The growing resentment of Afghans toward the Western presence is not because Afghans necessarily prefer the Taliban and other insurgents, but because they have always resented outsiders, particularly those who insist on imposing themselves. Even more disconcerting, many Afghans no longer differentiate between soldiers and aid workers. Western policies have largely undermined the recovery process by usurping the traditional humanitarian role through the deployment of military Provincial Reconstruction Teams (PRTs) and the deployment of foreign mercenaries and private contractors with little or no understanding of the country. Afghans also legitimately question the purpose of the United
States spending one hundred million dollars a day on its military effort given that such funds might be far better spent on recovery itself. If US troops were to pull out tomorrow, what would they have left behind? The Soviets spent nearly a decade fighting their war in Afghanistan. Little tangible remains of their past involvement today.
NATO forces have now occupied Afghanistan longer than the Soviets. In a war with objectives difficult, if not impossible, to define, Western military casualties have been swelling steadily since 2004, when the Taliban began to reemerge as a formidable force. By mid 2011, over twenty-five hundred American, British, French, German, Canadian, Italian, and other soldiers had been killed. More than half the injuries and deaths were not the result of direct combat. The insurgents have been inflicting increasing casualties by roadside bombs, booby traps, and other improvised explosive devices (or IEDs). In contrast, over eighteen thousand Afghans had lost their lives in less than a decade, at least half of them civilian. A further forty thousand, both military and civilian, have been wounded. While NATO analysts argue that current Afghan casualties are “modest” compared with the 1.5 million believed to have died during the Soviet-Afghan war, others point out that the current conflict could have been avoided had the West adopted a more realistic approach to Afghanistan during the early 2000s and not been obsessed by terrorism, narcotics, and other distracting factors—notably the war in Iraq.

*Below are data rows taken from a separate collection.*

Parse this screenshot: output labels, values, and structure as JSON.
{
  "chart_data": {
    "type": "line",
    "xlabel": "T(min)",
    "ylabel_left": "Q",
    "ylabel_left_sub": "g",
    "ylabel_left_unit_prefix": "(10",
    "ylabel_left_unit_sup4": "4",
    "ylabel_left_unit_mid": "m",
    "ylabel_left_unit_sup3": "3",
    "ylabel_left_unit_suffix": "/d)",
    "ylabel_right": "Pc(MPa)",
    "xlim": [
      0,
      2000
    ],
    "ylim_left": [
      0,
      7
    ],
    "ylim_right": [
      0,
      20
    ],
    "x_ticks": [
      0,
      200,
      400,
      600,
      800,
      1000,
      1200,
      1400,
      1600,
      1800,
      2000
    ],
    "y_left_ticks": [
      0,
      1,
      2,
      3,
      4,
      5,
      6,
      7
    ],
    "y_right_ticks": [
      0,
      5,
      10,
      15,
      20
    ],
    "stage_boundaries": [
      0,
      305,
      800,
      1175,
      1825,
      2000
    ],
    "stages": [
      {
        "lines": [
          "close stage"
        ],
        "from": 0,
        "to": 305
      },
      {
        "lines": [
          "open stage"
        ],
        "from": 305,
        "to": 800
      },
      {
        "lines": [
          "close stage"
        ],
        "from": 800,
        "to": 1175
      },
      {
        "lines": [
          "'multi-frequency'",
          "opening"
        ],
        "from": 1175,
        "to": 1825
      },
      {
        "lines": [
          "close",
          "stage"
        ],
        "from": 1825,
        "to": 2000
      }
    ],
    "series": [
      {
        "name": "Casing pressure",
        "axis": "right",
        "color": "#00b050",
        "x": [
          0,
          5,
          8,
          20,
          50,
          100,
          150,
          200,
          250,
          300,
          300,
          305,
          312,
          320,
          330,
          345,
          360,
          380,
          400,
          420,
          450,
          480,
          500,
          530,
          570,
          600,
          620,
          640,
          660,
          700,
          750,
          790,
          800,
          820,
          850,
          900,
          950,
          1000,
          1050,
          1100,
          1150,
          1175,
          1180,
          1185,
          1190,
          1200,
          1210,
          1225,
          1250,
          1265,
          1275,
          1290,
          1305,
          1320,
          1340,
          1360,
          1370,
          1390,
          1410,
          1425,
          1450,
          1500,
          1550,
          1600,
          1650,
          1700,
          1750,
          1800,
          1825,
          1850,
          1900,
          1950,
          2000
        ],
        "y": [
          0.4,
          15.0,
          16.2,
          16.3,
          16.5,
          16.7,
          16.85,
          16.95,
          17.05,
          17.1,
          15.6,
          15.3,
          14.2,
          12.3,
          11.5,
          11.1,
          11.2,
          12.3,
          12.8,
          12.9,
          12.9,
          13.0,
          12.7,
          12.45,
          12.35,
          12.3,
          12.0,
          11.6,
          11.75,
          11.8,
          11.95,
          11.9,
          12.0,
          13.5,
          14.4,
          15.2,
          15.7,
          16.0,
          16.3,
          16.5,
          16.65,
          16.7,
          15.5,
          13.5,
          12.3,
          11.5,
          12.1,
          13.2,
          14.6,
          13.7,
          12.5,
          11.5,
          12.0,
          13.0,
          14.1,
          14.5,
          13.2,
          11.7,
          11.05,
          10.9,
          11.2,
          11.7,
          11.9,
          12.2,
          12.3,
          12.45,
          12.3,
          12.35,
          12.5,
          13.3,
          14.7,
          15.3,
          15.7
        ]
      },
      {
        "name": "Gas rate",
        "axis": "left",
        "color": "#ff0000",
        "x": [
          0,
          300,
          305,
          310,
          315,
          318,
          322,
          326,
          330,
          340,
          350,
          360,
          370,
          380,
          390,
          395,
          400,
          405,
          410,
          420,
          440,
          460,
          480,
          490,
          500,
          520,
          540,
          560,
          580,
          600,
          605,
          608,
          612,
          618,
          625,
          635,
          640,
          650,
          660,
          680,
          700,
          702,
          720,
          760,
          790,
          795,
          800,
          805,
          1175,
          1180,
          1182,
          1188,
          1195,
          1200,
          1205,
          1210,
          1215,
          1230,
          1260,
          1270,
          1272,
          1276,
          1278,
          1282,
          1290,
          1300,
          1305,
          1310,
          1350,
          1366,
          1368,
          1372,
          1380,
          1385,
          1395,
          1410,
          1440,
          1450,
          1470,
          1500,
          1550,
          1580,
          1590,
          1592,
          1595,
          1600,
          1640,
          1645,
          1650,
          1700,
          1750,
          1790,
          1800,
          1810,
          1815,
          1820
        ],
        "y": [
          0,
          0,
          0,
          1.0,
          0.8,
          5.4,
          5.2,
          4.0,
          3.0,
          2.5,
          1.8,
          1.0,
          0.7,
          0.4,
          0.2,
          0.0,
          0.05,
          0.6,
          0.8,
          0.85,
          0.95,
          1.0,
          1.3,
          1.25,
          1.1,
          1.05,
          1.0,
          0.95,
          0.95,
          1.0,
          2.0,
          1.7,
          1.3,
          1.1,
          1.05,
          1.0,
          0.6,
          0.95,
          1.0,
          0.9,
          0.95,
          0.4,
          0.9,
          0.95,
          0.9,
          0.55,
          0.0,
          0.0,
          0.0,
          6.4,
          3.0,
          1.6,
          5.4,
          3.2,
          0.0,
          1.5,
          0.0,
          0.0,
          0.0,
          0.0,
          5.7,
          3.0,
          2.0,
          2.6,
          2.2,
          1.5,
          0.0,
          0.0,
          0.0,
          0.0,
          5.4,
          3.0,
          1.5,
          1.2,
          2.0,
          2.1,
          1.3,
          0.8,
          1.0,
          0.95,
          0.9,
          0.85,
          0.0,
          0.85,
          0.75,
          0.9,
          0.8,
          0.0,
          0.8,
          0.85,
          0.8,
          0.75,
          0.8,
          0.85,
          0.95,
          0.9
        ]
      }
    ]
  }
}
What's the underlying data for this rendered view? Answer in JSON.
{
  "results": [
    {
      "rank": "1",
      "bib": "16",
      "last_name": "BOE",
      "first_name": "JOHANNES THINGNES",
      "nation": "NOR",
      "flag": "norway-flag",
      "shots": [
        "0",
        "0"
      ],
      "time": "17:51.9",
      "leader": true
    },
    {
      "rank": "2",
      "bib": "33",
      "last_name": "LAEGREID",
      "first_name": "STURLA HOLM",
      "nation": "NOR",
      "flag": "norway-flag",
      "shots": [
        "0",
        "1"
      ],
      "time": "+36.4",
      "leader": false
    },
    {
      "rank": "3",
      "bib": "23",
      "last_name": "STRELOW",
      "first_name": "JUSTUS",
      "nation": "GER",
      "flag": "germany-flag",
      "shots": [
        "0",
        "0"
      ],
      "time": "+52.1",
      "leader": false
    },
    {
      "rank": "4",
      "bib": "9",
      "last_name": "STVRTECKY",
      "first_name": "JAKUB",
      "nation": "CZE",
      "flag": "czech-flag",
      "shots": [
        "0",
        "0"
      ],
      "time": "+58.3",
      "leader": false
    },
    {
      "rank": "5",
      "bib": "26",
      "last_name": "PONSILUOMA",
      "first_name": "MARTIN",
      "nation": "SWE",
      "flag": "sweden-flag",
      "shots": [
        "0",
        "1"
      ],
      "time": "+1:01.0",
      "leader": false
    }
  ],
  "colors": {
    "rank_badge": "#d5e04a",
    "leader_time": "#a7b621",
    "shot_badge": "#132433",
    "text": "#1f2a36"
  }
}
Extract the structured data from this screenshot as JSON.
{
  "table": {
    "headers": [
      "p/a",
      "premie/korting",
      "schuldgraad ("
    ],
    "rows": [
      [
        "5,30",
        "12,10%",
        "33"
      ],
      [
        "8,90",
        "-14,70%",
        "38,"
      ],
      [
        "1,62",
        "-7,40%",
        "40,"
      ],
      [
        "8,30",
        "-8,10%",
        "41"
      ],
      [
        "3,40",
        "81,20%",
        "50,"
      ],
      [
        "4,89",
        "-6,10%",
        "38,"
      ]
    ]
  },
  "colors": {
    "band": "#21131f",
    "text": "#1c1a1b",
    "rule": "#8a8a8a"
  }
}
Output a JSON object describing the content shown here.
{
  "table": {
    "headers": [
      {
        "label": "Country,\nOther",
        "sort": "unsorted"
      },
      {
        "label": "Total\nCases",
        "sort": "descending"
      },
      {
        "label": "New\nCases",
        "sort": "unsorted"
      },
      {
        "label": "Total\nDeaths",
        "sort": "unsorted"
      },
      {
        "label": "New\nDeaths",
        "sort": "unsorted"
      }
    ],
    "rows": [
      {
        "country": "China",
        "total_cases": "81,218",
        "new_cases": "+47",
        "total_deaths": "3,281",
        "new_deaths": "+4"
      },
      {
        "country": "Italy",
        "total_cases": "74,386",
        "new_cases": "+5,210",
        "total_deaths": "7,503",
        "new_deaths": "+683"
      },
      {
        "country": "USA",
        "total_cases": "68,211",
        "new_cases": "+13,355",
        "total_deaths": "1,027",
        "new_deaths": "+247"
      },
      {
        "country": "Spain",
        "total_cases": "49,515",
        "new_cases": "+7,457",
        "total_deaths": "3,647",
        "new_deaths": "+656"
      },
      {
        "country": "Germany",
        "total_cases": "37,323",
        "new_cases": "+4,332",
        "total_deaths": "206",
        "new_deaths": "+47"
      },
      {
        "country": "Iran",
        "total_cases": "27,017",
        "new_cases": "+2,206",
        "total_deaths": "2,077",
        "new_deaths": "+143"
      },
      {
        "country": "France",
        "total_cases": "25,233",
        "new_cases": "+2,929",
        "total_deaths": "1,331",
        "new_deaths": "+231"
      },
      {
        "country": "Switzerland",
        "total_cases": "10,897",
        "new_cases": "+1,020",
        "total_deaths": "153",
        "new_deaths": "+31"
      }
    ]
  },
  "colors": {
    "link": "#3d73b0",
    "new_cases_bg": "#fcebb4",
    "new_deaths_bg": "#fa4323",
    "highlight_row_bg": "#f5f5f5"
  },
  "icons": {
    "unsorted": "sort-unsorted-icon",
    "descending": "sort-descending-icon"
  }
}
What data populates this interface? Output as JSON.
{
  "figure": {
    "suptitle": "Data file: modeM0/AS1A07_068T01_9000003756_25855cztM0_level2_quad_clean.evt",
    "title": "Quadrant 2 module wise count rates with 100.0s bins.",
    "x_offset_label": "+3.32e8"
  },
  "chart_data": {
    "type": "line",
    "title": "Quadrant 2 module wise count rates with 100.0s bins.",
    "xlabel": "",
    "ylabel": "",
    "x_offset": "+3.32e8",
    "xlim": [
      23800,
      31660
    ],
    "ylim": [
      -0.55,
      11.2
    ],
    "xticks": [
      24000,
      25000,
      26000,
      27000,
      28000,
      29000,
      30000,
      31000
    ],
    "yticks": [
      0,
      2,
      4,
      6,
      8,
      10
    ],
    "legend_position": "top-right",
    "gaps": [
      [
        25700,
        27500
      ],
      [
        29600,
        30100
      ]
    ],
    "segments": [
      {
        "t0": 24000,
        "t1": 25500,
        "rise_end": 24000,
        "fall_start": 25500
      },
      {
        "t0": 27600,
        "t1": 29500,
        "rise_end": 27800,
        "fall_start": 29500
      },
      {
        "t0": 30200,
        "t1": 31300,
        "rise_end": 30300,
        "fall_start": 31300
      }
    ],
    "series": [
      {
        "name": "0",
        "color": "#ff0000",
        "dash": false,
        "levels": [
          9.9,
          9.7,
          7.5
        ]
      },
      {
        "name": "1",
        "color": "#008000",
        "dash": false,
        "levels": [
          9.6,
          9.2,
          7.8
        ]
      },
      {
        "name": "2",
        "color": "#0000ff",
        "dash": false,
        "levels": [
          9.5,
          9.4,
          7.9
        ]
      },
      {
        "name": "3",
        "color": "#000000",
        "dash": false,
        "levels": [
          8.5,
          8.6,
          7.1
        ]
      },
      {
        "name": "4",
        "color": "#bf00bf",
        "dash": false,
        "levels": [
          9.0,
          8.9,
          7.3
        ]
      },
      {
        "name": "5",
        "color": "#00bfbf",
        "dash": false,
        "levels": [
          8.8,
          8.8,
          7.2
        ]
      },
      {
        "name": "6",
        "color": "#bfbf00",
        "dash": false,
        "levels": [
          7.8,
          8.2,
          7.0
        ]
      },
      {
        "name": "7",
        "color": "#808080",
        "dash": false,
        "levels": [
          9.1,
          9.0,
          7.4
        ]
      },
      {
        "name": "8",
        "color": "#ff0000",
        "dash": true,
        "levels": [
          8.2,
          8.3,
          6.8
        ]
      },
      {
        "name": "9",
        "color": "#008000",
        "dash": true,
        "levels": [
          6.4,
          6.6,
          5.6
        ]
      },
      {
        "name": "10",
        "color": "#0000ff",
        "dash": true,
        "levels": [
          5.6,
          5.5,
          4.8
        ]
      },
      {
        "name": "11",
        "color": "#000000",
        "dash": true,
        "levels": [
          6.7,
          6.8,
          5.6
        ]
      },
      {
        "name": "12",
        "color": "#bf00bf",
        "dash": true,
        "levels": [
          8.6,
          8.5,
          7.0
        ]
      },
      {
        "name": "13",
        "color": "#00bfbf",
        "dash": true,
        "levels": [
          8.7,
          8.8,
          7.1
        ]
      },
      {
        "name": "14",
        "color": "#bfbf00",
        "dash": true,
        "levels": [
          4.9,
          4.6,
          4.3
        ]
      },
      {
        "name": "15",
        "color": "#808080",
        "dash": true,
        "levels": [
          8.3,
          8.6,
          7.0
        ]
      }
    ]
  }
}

The reality is that overall security, particularly in the countryside, is worsening. Former mujahideen whom I knew in the 1980s and ’90s, and who had contacts with the insurgents, apologized for not being able to take me into parts of eastern Afghanistan. “We cannot guarantee your safety,” they told me. Even friends whom I know are involved with the insurgents, but still respect traditional Afghan hospitality, are reluctant to take me through their zones of control. Traveling has become a highly hazardous undertaking. I had felt far safer trekking clandestinely through the mountains during the Soviet era than today.
But Afghanistan’s problems are not just a lack of security. Too much money, combined with expectations too high and unrealistic, has been thrown at Afghanistan, propping up an ineffectual and corrupt regime. The overall economy is highly artificial and largely dependent on international development aid, military expenditure, and narcotics trafficking. In addition to the foreign aid contractors, the bulk of the revenue has gone to a small but powerful privileged elite of Afghans, notably senior government officials, warlords, and businesspeople with the right connections. In 2010, Transparency International ranked Afghanistan as the world’s most corrupt country, with graft permeating all levels of the administration, including President Hamid Karzai’s own family, who have benefited overwhelmingly from the recovery process.